Stomach pains making you feel yucky? Paying attention to your gut could turn your frown upside down.
by Dr. Amelia Averyt
What exactly is abdominal pain? Your abdomen houses your stomach, liver, gallbladder, pancreas, small/large intestines, and blood vessels among other connective tissues that keep these organs in place and oriented correctly. The abdomen and the organs it holds have their own nervous system that helps the organs perform their functions like digestion. Abdominal pain is a signal that it sent the central nervous system – your brain and spinal cord – after the nerves in your abdomen detect a change in feeling. Sometimes this change in feeling is from the abdominal organs stretching – like what happens with too much gas or constipation, or inflammation of an organ – like when there are infections present. At other times, there is a miscommunication between the nervous system of the abdomen and the central nervous system and the body perceives normal sensations as incredibly painful. This group of disorders is called disorders of the mind-gut axis.
Pain can come in many forms as well – from aching to sharp, burning to icy. There are other forms of discomfort like bloating, or changes in bowel habits like diarrhea or constipation. On occasion, pain felt in the stomach or abdomen comes from a different organ. Some examples of this are passing kidney stones, menstrual cramps, or on occasion a heart attack.

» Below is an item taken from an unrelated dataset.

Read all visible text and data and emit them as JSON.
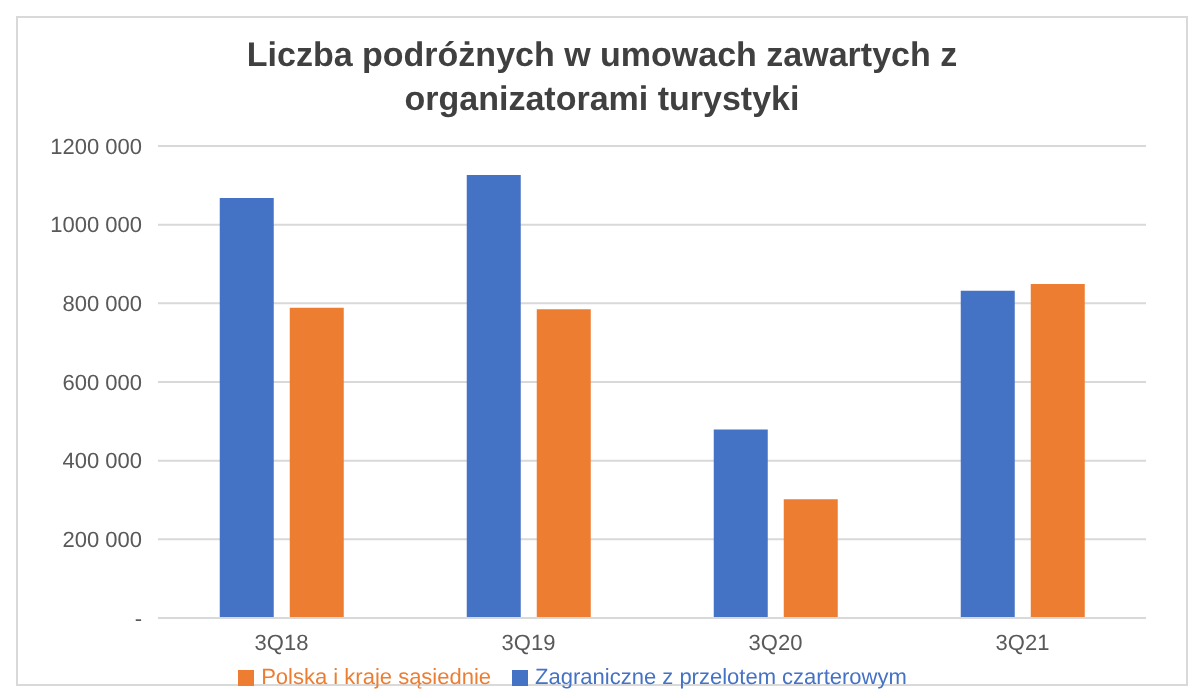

It is always important to note if there are dangerous symptoms associated with your abdominal pain, called “red flags”. If you have severe abdominal pain that makes it difficult to do your normal activities, if it comes with vomiting, pain in your chest or upper body, watery diarrhea, bleeding, or fever, it is important to seek medical attention as soon as possible. For other more mild forms of abdominal pain, pay close attention to anything that could be triggering the pain. Common triggers could be stress, certain foods, a lack of sleep, or difficulty having a bowel movement. Just as important is figuring out what makes the pain better. For some, it is a heating pad, acetaminophen, a walk around the block, or a soothing tea (like chamomile, ginger, or peppermint). Gathering this information will make it easier for you to discuss with your doctor what could be causing the pain and a treatment plan to help you feel better.
When visiting a provider, they will ask you detailed questions to determine the cause. It’s hard for providers to measure your pain, so be upfront about your experiences. Following your provider’s advice will have you wearing green instead of looking green this St. Patrick’s Day!